TRAILS

Under Development

Step into our past to explore the unique bilingual Métis-sur-Mer community as never before.  With thanks to Heritage Canada and community funding, as well as volunteer support, we’re expanding our original two walking tours to five with some driving or biking in between, and links to other trails in the neighborhood.  On a calm day, with the right safety measures, it might even be fun to see parts of the Trails from a kayak, canoe, punt or small boat, just as indigenous peoples, and later sailors, fisherfolk, and Navy seamen, would have seen them.  You also can drop in virtually, from the comfort of your chair, and find beautiful views of the St. Lawrence, historic buildings, and beaches.  You’ll discover  written and oral accounts of what it was like to live here 50, 100, even 200 years ago, some with photos of then and now.

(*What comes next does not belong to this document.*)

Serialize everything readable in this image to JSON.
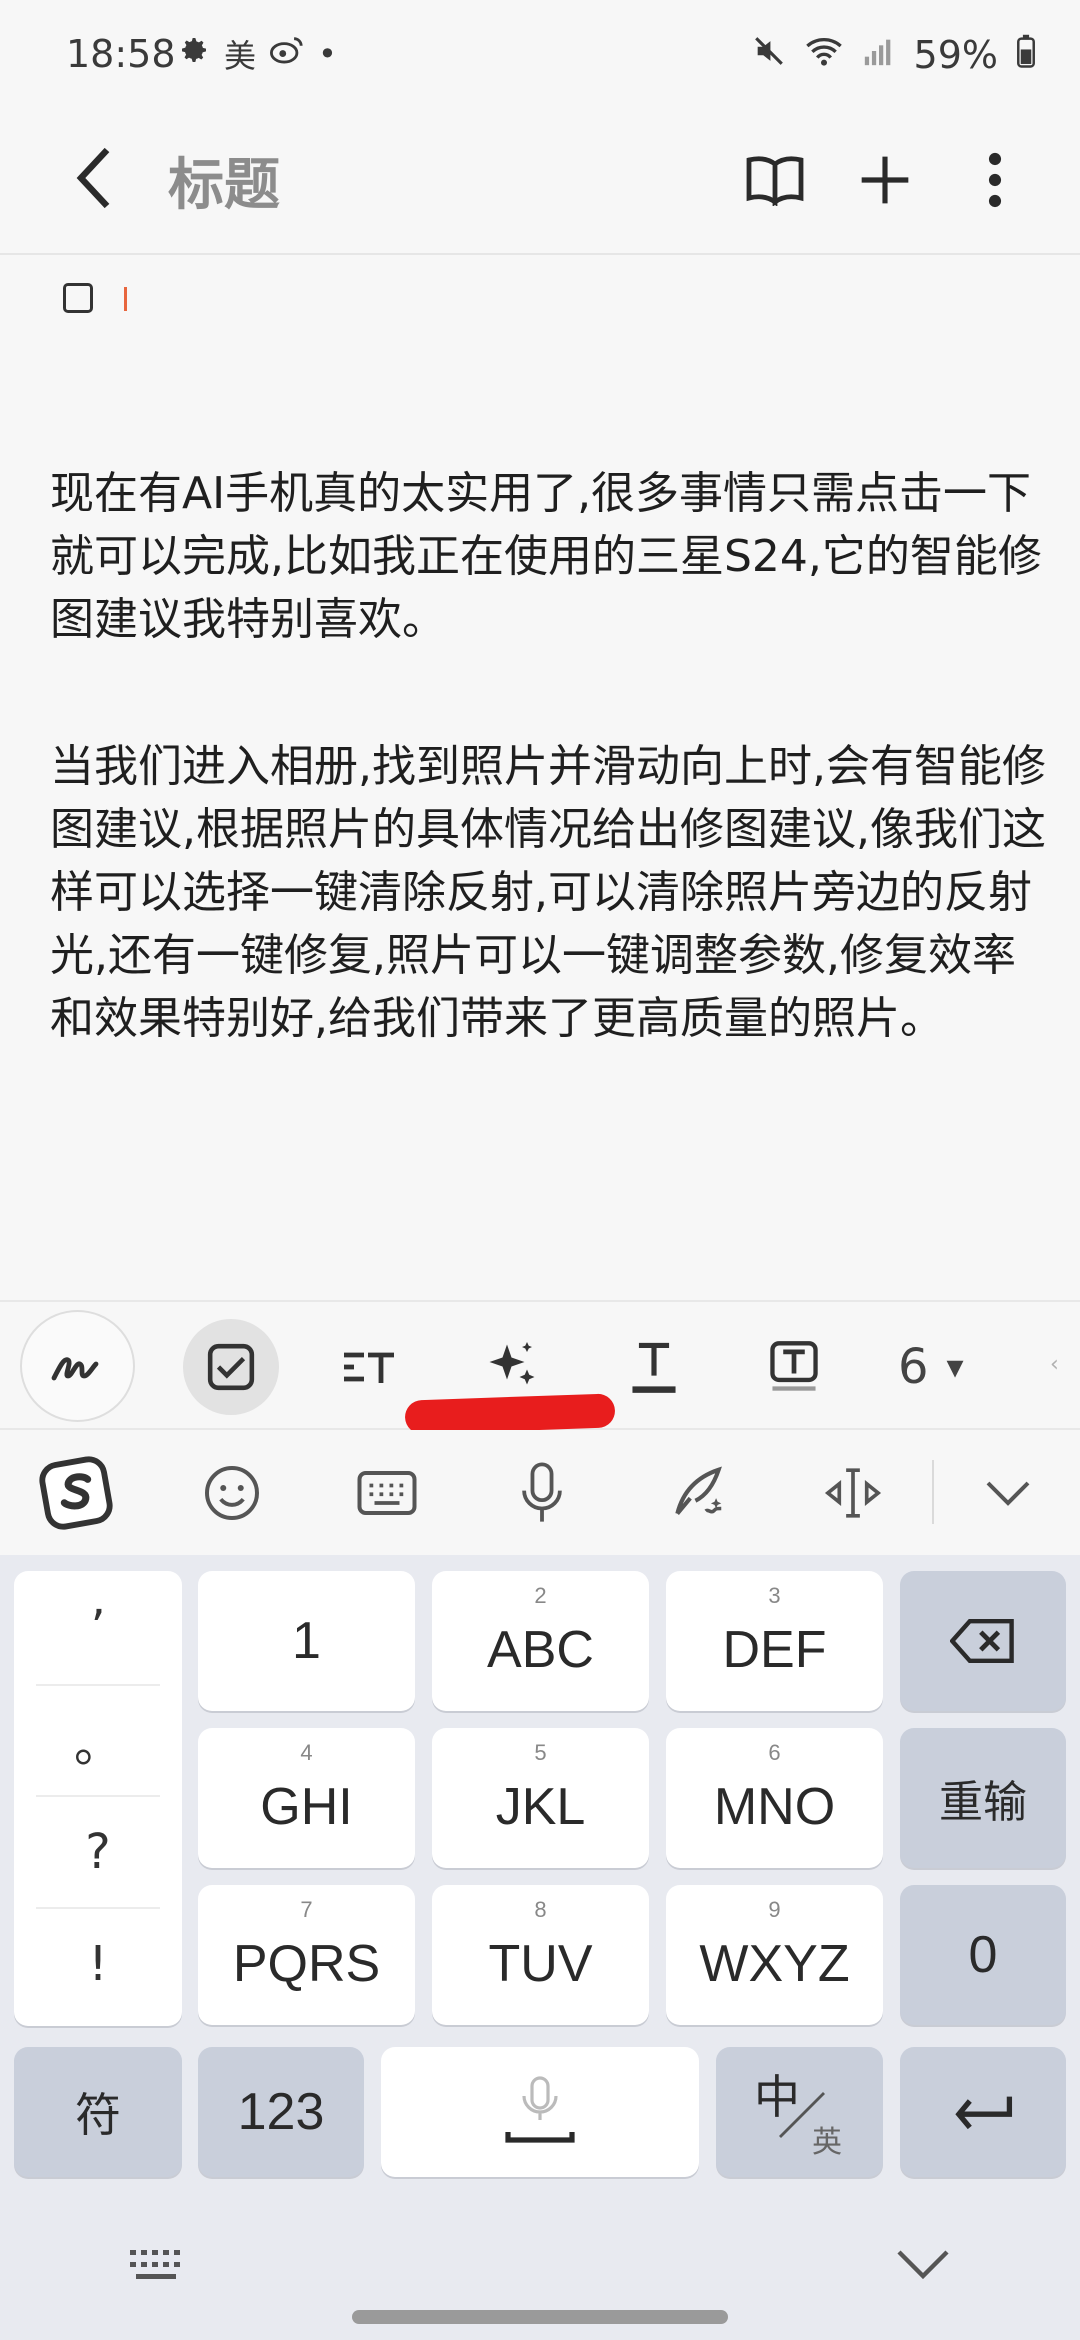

Help us recreate the Trails of our past by contacting Pam Andersson (pandersson@heritagelsl.ca; (418) 936-3239)  about the people and places that should appear along the expanded Heritage Trails due to their architecture, history, or link to the way of life that was.

Walk, bike, drive, or virtually hike these paths of our past.  While some of these walks and drives are still in development, the Metis West and East Trails, as well as the Parcours Baie-des-Sables developed by the village for its 150th anniversary in 2019, and the Price-Grand Métis Sentier Mitiwee, are all ready to receive you.

To give you a sense of the Macnider Seigneury then and now, check out these two sets of older maps – remember, those things we used before Google Maps and Waze existed?  This first map provides an overview of the seigniorial area, with detail of Grand Metis, Leggatt’s Point, Lighthouse Point and Patton Road.  The second series of maps includes a detailed map with the houses in Metis Beach through the start of Secteur Les Boules, and a more recent one of Secteur Les Boules to Baie-des-Sables.

METIS EAST

Beach Road, between MacNider Road and what was then the entrance to the village of Les Boules, was sometimes called Professors’ Row or McGill College Avenue because of the ‘preponderance of professors’ who built summer homes there. From where Beach Road becomes Rue principale on further east to Route 132 is a small, year-round, close-knit predominantly francophone community, originally named for the large boulders in the St. Lawrence opposite, now also part of Métis-sur-Mer.

 METIS WEST

On this short stretch of Beach Road, between Route 132 and McLaren Road, you’ll find a mix of mostly anglophone year-round residents and visitors who make a yearly pilgrimage to summer homes, some having been in the family since the 1860s. Among the highlights are two historic English churches, a local school that traces its roots back over a century, reminders of the area’s first large hotel, the town hall, and a building that’s been a post office (with a postmistress’s apartment above), telegraph office, CN ticket agency, and doctor’s office. 

STATION ROAD
& CONCESSIONS TRAIL

Drive or bike past two of Canada’s oldest and still-operating golf courses, the lost village of Petit-Métis, a covered bridge, and the railway lines and stations that kept people coming back for more.

 

 

LEGGATT’S POINT

This Trail – named for a point of land where carpenter Peter Leggatt, other Scottish immigrants, and, later, boarders came to summer – focusses on Grand-Métis, the west end of the McNider Seigneury with a treacherous shoreline.

LIGHTHOUSE POINT

Surrounded by reefs and battered by storms, Lighthouse Point was home to a Seigneur complete with a ghost story; originally reliant on farming, it is now a tightly-knit summer community, dominated by one of the most painted and photographed sites around – the Metis Lighthouse.

 PARCOURS JEUNESSE MARITIME

Created by Jeunesse Maritime du Bas St-Laurent,  this trail shows what’s happened on and along the Lower St. Lawrence. Find 4 of the 10 interpretation panels on Metis’s Heritage Trails. 

BAIE-DES-SABLES

This heritage trail was created by Baie-des-Sabliens as one of the initiatives marking Baie-des-Sables’ 150th anniversary in 2019.  It includes sites, houses, and buildings with some special meaning in the history of the parish and celebrates those who participated significantly in building the community and those who live there today.

SENTIER MITIWEE
(Price to Grand Métis)

Running between the Mitis River and what later became the Kempt Road that was built from Baie-des-Chaleurs to the Saint Lawrence River, this pleasant trail runs through woodlands and by farmers’ fields, interspersed with beautiful views of the river and falls.

MEMORABLE LANES

Throughout, you will find traces of Scottish, French, English and Indigenous influence – cultural, historical and ancestral. Each trail provides an interesting perspective on how those influences helped to create and shape a thriving community.